Kenyataan yang sama juga dihadapi para petani sawit di Bengkulu. Bahkan di Kabupaten Seluma, harga TBS hanya sebesar Rp 450 per kilogram. Akibatnya, para petani memilih tak memanen buah sawit dan membiarkannya busuk di pohon.
“Sudah dua minggu ini tidak dipanen karena tidak ada tauke yang membeli buah sawit,” kata Mario, petani sawit di Desa Pasar Seluma. Ia mengungkapkan anjloknya harga TBS sudah berlangsung setidaknya sebulan terakhir.

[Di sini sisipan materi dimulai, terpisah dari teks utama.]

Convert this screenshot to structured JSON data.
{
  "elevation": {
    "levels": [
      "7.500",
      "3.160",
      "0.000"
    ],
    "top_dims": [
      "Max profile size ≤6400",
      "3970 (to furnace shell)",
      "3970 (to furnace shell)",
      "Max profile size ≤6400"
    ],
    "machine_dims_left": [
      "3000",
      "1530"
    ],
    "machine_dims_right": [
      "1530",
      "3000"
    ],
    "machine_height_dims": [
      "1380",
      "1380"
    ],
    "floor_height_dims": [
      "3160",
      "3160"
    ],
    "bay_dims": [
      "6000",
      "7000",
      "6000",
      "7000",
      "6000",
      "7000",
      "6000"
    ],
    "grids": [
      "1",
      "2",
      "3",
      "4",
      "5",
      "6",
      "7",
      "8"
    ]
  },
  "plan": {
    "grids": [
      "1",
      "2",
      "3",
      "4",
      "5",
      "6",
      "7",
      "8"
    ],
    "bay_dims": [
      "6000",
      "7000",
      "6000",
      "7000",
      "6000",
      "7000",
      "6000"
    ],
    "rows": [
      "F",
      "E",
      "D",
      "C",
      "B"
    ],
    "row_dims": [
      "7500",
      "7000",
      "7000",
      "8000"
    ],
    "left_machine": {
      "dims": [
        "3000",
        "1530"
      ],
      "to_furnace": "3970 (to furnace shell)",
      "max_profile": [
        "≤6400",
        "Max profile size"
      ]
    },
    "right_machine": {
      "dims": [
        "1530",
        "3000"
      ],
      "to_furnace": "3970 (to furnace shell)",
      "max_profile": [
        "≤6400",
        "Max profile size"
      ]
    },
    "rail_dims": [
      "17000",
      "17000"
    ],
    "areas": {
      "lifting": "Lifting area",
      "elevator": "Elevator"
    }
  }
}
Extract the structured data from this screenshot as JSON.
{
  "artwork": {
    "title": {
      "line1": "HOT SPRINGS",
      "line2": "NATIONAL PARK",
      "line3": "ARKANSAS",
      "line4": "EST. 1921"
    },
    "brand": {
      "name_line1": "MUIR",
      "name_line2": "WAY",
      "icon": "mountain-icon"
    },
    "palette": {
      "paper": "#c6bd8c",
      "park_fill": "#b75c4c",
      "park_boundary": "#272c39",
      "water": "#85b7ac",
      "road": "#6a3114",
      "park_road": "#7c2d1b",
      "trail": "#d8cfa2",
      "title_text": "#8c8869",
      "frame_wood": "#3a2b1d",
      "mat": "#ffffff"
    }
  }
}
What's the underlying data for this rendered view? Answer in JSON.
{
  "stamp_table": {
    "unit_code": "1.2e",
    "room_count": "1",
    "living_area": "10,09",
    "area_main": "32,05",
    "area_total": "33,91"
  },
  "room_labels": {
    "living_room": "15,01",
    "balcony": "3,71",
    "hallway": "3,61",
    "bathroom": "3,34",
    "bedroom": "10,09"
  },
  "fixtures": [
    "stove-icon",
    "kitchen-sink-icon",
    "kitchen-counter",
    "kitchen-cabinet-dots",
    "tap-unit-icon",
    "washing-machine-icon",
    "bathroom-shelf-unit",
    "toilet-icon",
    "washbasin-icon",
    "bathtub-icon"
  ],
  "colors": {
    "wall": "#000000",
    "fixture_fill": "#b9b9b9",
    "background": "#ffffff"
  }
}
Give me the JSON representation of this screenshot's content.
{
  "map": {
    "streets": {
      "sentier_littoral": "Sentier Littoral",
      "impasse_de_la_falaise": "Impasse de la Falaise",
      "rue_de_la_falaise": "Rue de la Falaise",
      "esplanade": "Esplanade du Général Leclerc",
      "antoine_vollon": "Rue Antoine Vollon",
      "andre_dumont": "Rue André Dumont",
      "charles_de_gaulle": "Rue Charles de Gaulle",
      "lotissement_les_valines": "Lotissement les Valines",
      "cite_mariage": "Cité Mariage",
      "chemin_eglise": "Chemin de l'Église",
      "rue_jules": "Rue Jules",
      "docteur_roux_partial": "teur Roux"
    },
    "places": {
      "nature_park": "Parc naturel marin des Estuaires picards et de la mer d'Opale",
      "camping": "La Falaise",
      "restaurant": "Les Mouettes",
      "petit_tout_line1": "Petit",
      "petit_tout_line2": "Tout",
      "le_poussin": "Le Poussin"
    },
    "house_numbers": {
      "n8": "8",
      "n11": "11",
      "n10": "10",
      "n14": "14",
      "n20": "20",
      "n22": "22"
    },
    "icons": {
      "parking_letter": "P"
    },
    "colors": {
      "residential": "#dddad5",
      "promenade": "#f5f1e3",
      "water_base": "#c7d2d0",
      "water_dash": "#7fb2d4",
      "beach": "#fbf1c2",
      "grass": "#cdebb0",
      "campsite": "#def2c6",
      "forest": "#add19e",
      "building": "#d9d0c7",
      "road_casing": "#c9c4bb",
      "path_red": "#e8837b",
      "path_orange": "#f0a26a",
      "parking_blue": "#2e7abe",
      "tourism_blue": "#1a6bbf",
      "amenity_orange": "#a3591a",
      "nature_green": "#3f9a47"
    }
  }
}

Anjloknya harga sawit juga diperparah oleh pengurangan pembelian oleh pabrik, dengan alasan gudang dan tangki mereka masih penuh dengan stok. Pedagang pengumpul buah sawit, Warno mengatakan dalam dua pekan ini sejumlah pabrik pengolah minyak sawit mengurangi pembelian dari petani karena alasan tangki penampung minyak sawit penuh.
“Beberapa pabrik mengurangi pembelian, jadi kami juga mengantisipasi kerugian dengan mengurangi pembelian dari petani,” kata Warno. Ia pun menceritakan kerugian yang dialaminya mencapai puluhan juta rupiah karena sudah membeli sawit dari petani tapi tidak bisa dipasok ke pabrik.
Sebelumnya, Gabungan Pengusaha Kelapa Sawit Indonesia (Gapki) mengungkapkan penurunan harga dan volume penjualan di pasar global. Direktur Eksekutif Gapki, Mukti Sardjono mengatakan, volume ekspor minyak sawit Indonesia termasuk biodiesel dan oleochemical turun sebesar 3% atau dari 2,39 juta ton pada April 2018, susut menjadi 2,33 juta ton pada Mei 2018.
“Ini terjadi akibat perang dagang. China mengurangi impor kedelai dari AS, sehingga stok kedelai di AS melimpah. China sendiri masih punya banyak persediaan. Stok yang berlebih ini menekan semua jenis minyak nabati, termasuk sawit,” kata Mukti melalui pernyataan tertulis, Rabu (11/7).
Yang makin menyulitkan, penurunan ekspor itu justru terjadi ketika produksi CPO meningkat. Jika pada April 2018 produksi sebanyak 3,72 juta ton, maka pada Mei 2018 mencapai 4,24 juta ton atau naik 14%. Kenaikan produksi tersebut mengerek stok minyak sawit Indonesia menjadi 4,76 juta ton dibandingkan bulan sebelumnya yang sebanyak 3,98 juta ton.